Germany to deport Nigerian and Algerian terror suspects

The German-born Algerian and Nigerian who were arrested in Göttingen in February on the suspicion of planning an Islamist-inspired attacks are to be deported as soon as possible, the authorities have announced yesterday.

The announcement followed the rejection of the appeal of the two Africans by the Federal Administrative Court (Bundesverwaltungsgericht) in Leipzig, which refused their prayers to order the state of Lower Saxony not to expel them from the country. The court in rejecting the application said their case had no merits and would eventually fail even if their deportation was suspended.

The 22-year-old Nigerian citizen and the 27-year-old Algerian, who were supposed to have planned a terrorist attack, were arrested on 9 February during a massive police raid in Göttingen.

And they are to be deported even though they were born in Germany. It is however unclear if the two men did not also possess the German nationality. It was the first time in Germany’s history that such a decision has been taken, the German news agency dpa reported.

Lower Saxony’s interior minister Boris Pistorius (SPD) said he issued the deportation orders according to paragraph 58a of Germany’s Residence Act. The two persons then appealed to the Federal Administrative Court for the suspension of the orders but did not succeed.
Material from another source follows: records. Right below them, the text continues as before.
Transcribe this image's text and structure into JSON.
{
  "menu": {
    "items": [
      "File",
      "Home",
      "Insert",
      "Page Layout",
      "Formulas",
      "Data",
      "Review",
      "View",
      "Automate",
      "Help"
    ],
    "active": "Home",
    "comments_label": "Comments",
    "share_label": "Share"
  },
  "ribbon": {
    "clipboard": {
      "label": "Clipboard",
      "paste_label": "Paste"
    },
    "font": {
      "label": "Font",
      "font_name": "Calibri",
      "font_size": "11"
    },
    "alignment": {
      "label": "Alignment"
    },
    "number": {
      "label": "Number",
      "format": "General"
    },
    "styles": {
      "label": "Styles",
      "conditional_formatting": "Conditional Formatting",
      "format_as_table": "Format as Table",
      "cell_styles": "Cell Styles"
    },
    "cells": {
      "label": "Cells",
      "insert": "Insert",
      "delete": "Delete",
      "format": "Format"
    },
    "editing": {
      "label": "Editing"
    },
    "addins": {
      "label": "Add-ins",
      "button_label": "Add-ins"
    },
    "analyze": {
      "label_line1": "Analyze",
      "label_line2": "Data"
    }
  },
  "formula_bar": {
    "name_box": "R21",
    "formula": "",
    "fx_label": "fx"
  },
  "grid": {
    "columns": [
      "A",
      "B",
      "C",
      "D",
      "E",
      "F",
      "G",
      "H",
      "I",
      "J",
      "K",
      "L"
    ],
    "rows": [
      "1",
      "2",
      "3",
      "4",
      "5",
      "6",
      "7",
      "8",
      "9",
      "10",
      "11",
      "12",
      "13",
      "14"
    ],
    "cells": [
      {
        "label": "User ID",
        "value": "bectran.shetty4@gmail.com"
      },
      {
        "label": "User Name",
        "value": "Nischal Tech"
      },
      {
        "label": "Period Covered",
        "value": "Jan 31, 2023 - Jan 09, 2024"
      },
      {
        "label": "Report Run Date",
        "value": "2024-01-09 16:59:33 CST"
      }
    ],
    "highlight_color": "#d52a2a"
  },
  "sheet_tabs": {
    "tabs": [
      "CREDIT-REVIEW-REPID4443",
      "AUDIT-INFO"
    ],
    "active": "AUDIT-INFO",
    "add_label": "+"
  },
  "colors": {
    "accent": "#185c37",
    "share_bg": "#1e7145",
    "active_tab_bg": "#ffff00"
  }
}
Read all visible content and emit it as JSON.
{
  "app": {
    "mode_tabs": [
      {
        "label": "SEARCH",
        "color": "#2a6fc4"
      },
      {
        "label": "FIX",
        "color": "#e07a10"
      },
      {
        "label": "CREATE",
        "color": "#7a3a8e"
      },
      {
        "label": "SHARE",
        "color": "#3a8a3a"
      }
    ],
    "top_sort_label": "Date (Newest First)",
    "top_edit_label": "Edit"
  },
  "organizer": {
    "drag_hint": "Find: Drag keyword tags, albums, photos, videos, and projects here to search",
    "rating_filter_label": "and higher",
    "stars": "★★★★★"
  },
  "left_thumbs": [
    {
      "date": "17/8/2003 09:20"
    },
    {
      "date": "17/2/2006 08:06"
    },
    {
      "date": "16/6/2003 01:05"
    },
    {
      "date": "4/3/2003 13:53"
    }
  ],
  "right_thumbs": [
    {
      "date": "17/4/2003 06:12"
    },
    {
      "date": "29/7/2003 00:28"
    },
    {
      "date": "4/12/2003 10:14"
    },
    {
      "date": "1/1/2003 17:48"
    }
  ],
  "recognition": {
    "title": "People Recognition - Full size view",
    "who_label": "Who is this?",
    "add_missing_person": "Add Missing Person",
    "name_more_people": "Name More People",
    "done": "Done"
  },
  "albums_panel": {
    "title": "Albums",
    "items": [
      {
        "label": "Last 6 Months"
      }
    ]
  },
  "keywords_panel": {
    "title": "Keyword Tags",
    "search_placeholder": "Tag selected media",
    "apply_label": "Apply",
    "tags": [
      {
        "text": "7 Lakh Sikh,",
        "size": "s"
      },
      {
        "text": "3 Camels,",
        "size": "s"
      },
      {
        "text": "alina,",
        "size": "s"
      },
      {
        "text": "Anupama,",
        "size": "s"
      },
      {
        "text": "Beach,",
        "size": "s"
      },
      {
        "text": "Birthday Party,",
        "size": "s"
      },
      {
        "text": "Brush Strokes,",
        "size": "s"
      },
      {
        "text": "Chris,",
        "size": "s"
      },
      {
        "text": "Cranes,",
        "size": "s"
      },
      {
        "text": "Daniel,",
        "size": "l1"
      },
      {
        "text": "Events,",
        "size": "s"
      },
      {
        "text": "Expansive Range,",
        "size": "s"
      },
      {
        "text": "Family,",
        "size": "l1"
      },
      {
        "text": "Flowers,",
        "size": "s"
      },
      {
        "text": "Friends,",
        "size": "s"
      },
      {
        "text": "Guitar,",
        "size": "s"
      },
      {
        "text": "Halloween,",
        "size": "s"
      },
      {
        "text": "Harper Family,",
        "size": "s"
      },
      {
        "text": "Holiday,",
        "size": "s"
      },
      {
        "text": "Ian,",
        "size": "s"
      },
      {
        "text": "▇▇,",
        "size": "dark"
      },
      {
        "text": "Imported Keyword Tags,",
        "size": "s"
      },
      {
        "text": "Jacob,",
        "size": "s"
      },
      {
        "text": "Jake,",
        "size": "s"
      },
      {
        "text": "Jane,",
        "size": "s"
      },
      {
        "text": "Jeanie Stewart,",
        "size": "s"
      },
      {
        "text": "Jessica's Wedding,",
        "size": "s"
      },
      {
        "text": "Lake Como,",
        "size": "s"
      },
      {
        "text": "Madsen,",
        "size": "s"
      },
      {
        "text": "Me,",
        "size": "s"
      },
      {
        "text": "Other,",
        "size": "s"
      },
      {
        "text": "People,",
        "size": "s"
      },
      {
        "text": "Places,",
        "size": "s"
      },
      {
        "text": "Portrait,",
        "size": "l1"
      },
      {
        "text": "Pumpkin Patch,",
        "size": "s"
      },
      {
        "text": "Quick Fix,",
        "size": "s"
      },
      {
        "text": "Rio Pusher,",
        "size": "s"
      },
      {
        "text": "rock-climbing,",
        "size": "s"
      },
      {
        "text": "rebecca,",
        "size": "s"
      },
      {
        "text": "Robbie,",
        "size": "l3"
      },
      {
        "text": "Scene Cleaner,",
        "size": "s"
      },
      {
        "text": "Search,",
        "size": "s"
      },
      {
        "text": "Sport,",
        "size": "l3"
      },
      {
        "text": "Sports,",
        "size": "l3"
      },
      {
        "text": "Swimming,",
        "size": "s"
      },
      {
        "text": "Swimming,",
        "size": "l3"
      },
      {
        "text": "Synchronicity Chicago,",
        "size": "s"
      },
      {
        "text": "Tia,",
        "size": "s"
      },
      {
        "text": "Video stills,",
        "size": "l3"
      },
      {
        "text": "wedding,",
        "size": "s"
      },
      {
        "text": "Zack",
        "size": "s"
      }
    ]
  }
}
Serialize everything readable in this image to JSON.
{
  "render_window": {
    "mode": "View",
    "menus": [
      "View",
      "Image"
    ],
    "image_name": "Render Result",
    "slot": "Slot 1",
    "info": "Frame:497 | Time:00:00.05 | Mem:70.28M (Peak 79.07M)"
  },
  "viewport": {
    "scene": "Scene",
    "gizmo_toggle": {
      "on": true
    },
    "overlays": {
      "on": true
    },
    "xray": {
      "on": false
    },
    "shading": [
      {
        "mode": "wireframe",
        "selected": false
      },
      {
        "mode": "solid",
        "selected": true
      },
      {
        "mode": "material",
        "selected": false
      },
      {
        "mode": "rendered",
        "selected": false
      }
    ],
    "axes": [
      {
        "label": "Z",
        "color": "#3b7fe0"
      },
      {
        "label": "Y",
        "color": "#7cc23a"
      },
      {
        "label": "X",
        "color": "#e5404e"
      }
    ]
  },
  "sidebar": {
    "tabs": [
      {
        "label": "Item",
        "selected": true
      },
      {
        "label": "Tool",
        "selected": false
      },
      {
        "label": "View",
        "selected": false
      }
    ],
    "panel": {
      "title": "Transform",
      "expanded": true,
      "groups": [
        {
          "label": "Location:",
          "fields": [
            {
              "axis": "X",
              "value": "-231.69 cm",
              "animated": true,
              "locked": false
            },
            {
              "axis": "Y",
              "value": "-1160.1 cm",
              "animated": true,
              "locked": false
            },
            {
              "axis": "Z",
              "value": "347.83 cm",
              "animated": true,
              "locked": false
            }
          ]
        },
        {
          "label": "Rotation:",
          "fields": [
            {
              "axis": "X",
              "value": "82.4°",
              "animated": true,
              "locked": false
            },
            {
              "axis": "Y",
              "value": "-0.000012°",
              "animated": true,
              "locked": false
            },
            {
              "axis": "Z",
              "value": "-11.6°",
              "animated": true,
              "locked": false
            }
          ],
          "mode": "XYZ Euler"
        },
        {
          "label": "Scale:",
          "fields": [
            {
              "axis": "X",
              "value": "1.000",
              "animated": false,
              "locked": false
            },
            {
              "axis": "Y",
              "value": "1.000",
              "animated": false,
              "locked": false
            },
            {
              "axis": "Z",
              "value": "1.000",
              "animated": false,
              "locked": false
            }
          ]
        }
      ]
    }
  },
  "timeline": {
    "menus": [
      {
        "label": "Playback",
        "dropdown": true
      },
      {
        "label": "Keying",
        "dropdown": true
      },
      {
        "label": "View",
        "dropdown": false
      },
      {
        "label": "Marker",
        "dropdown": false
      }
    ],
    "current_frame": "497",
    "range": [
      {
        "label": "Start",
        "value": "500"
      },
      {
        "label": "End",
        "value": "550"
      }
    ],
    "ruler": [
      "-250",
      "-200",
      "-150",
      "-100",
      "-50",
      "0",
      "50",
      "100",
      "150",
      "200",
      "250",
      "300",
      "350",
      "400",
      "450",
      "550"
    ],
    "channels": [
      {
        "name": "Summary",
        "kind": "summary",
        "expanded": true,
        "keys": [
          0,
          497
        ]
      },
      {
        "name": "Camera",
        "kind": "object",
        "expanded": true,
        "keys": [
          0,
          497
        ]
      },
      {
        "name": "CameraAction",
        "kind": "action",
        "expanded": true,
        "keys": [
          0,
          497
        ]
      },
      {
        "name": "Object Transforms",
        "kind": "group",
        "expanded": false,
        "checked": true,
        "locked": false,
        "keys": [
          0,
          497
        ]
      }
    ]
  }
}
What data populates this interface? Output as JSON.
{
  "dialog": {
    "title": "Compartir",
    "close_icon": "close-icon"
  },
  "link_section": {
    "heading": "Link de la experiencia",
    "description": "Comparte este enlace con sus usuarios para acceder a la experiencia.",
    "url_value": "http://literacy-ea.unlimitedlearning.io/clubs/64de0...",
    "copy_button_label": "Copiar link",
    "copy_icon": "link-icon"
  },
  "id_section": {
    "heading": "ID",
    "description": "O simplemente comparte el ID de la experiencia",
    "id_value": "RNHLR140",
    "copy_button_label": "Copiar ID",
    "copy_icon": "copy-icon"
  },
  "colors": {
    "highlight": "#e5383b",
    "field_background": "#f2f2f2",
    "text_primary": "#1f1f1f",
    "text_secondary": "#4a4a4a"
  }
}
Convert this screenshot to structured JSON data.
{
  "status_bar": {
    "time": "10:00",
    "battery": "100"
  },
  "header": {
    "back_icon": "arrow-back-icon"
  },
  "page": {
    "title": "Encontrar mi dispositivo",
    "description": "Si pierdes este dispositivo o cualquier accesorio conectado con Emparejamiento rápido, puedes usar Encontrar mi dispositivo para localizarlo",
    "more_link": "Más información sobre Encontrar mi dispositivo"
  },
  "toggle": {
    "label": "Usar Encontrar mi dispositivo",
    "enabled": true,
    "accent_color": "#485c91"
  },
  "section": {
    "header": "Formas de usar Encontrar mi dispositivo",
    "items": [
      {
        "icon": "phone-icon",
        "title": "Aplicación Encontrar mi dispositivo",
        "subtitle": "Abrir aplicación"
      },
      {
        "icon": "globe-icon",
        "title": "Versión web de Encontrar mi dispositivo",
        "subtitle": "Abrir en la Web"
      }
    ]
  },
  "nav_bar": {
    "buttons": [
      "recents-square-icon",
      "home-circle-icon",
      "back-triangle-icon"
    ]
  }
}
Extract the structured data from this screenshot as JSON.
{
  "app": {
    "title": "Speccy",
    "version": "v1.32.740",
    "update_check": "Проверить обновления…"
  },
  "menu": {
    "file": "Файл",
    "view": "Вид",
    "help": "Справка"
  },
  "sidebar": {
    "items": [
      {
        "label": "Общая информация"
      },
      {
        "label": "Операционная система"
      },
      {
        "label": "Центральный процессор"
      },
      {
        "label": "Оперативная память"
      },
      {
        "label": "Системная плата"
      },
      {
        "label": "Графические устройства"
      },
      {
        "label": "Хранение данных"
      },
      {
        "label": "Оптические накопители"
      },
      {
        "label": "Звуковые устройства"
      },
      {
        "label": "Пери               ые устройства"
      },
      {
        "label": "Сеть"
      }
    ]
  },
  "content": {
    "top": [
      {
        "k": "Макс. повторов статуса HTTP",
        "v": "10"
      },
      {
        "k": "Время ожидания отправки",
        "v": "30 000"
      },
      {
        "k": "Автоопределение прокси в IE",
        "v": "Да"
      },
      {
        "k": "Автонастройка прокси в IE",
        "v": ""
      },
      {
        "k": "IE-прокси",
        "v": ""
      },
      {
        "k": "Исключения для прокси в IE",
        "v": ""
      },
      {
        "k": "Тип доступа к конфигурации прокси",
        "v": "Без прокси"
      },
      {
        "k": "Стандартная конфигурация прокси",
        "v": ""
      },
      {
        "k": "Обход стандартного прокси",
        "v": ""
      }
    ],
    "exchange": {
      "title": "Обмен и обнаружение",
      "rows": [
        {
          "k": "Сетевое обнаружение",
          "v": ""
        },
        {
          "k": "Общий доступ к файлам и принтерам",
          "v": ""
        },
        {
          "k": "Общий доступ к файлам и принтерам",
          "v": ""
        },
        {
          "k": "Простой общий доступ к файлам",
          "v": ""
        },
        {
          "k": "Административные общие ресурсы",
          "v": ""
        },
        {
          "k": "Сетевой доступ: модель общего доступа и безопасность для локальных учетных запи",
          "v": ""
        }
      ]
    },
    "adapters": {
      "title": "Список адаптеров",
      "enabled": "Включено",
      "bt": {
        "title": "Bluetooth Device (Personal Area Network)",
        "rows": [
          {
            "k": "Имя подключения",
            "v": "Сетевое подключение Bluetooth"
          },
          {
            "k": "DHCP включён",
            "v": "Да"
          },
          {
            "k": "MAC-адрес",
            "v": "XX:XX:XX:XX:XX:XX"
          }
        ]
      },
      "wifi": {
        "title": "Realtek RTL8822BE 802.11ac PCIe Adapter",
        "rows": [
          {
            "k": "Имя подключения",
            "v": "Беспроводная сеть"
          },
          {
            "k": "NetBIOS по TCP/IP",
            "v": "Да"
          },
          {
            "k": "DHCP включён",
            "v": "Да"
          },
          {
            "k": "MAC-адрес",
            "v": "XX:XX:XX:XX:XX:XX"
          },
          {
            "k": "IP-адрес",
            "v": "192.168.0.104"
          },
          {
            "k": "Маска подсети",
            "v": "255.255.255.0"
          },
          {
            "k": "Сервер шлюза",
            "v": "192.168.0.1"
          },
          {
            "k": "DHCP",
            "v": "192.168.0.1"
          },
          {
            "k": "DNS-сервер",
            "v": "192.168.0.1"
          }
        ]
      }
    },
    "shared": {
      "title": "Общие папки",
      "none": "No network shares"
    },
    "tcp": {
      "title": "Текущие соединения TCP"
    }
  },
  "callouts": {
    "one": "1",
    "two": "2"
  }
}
The deportation is “a clear signal to all fanatics that we leave them no centimetre for their despicable plans,” said Pistorius. “You have to reckon with the full weight of the law, regardless of whether they have grown up here or not.”

The two Africans could now be deported in principle anytime now and the men would be barred from Germany indefinitely, said a ministry spokesman. Only a few formalities would have to be carried out.

In the case of the Algerian, the court made his deportation conditional on assurances from the Algerian government that he would not be tortured or subjected to any inhuman treatment.

According to the authorities, the two men had been classified as dangerous for their alleged support for the so-called “Islamic State” (IS) terror group and have been part of the Salafist scene in Göttingen for a long time.

Germany has taken an increasingly hard line over security issues following the Berlin Christmas market attack last December, where a rejected asylum-seeker from Tunisia national hijacked a truck and rammed it into a crowd, killing 12 people.